Refusant de jouer le rôle de victime et de se laisser enfermer dans le statut d’artiste femme, Chiara Fumai (1978 — 2017) a pratiqué l’ironie au sein d’une “fiction véritable” forgée sur des remix et des réappropriation en ses performances qui évoquent des figures féminines en colère qui marquèrent l’histoire humaine dont elles furent néanmoins les oubliées…

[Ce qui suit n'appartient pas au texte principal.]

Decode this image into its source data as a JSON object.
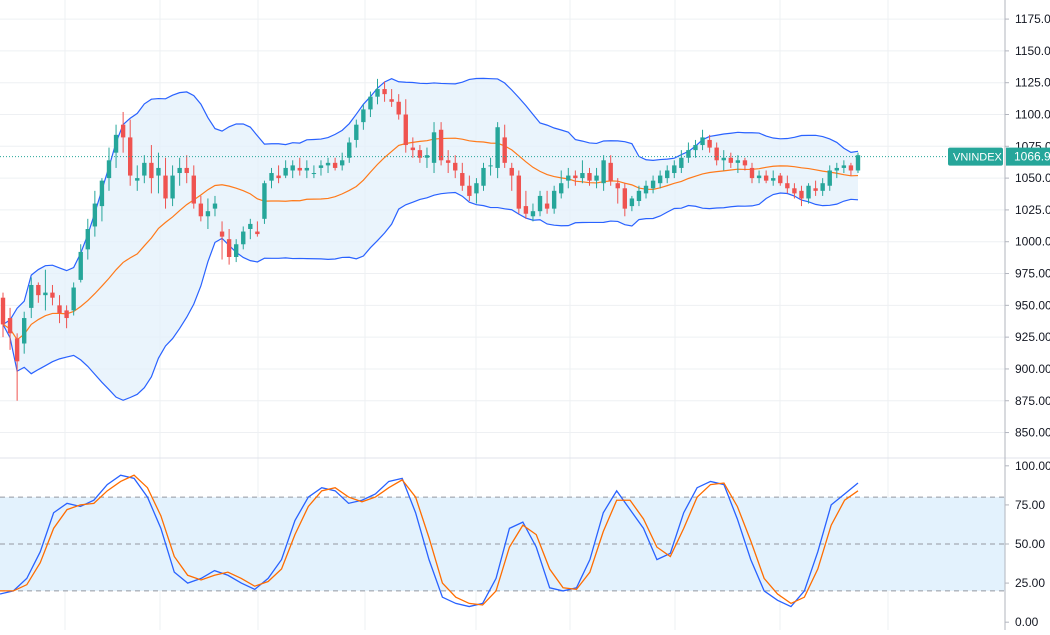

Il y à là et entre autres la femme à barbe Annie Jones, attraction de Barnum, “la beauté circassienne” Zalumma Agra, elle aussi offerte aux regards dans le même cirque, la terroriste allemande Ulrike Meinhof, la médium analphabète Eusapia Palladino ou encore la philosophe Rosa Luxembourg. Mais surgissent aussi des magiciens masculins : Harry Houdini ou Nico Fumai, le personnage de fiction inventé par Chiara.

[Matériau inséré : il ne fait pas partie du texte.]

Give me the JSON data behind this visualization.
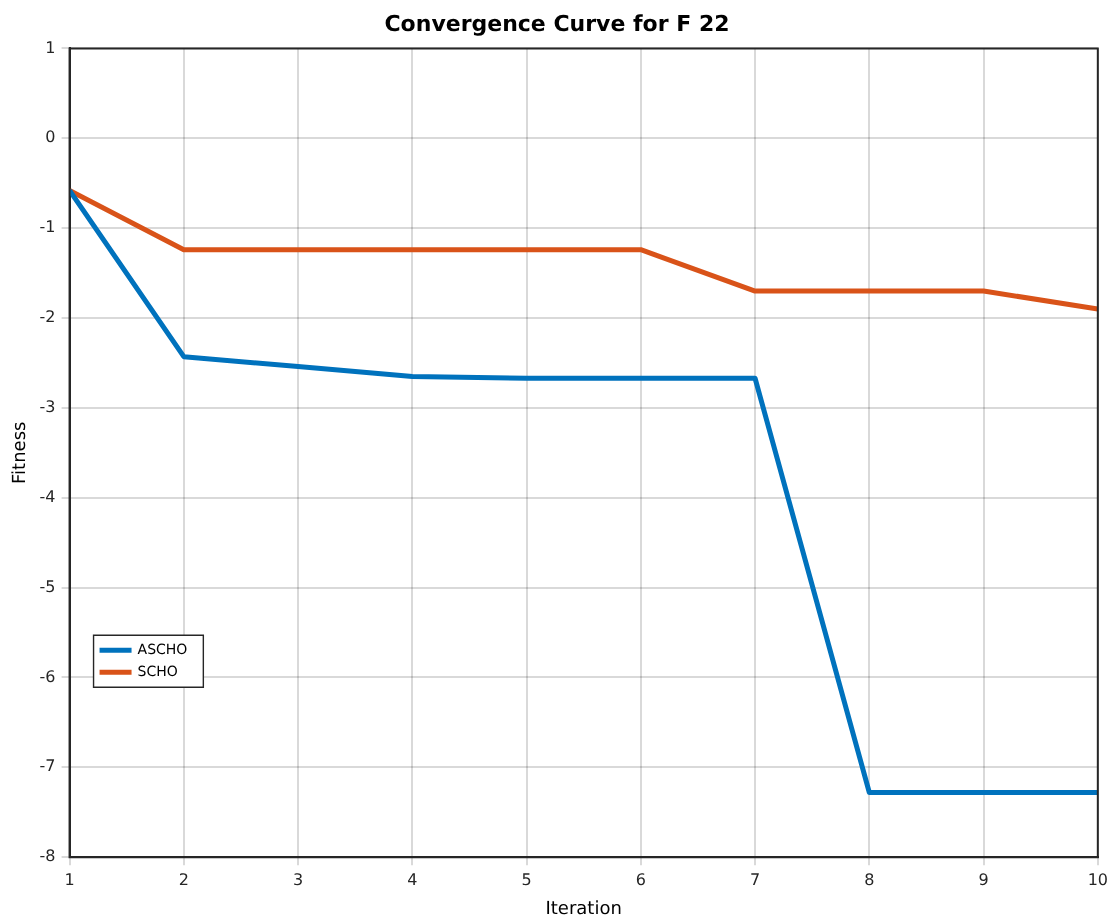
{
  "chart_data": {
    "type": "line",
    "title": "Convergence Curve for F 22",
    "xlabel": "Iteration",
    "ylabel": "Fitness",
    "x": [
      1,
      2,
      3,
      4,
      5,
      6,
      7,
      8,
      9,
      10
    ],
    "series": [
      {
        "name": "ASCHO",
        "color": "#0072bd",
        "values": [
          -0.58,
          -2.43,
          -2.54,
          -2.65,
          -2.67,
          -2.67,
          -2.67,
          -7.28,
          -7.28,
          -7.28
        ]
      },
      {
        "name": "SCHO",
        "color": "#d95319",
        "values": [
          -0.58,
          -1.24,
          -1.24,
          -1.24,
          -1.24,
          -1.24,
          -1.7,
          -1.7,
          -1.7,
          -1.9
        ]
      }
    ],
    "xlim": [
      1,
      10
    ],
    "xticks": [
      1,
      2,
      3,
      4,
      5,
      6,
      7,
      8,
      9,
      10
    ],
    "ylim": [
      -8,
      1
    ],
    "yticks": [
      -8,
      -7,
      -6,
      -5,
      -4,
      -3,
      -2,
      -1,
      0,
      1
    ],
    "grid": true,
    "legend": "bottom left",
    "marker": "none",
    "line_style": "solid"
  }
}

Le Centre d’Art Contemporain Genève propose la première rétrospective consacrée à l’œuvre de l’artiste. Elle a fortement contribué à développer les langages de la performance et de l’esthétique féministe du XXIe siècle.
L’exposition scénarise une sélection importante de travaux, même si les performances sont a priori insaisissables (puisque Chiara Fiumai refusa de les documenter) mais rendent l’artiste unique.
Avec “I Did Not Say or Mean “Warning” “, elle traduit l’esprit d’une femme anonyme guidant le public à travers la collection d’art historique de la Fondation Querini Stampalia à Venise. Dans “Chiara Fumai reads Valerie Solanas” , elle propose une propagande fictive de Silvio Berlusconi.
“The Book of Evil Spirits” offre une séance de spiritisme de la médium Eusapia Palladino qui témoigne de l’intérêt porté par la créatrice pour les expériences médiumniques et la magie noire.
Le titre de l’exposition s’inspire d’une sculpture inachevée – celle du dernier autoportrait de l’artiste, sous la forme d’une marionnette portant un t-shirt sur lequel est écrit “Poems I Will Never Release”. Cette phrase mélancolique évoque ce que l’artiste aurait pu faire si elle n’était pas morte prématurément.
Elle rappelle aussi que Chiara Fumai se fondait son travail sur l’interprétation de mots écrits par d’autres, n’ayant elle-même jamais composé ses propres poèmes. Elle a préféré rassembler les paroles de femmes qui réclamaient vengeance et cherchaient à obtenir une reconnaissance méritée.
jean-paul gavard-perret
Chiara Fumai, Poems I will Never Release, 2007–2017, Centre d’art Contemporain, Genève du 4 novembre 2020 au 31 janvier 2021.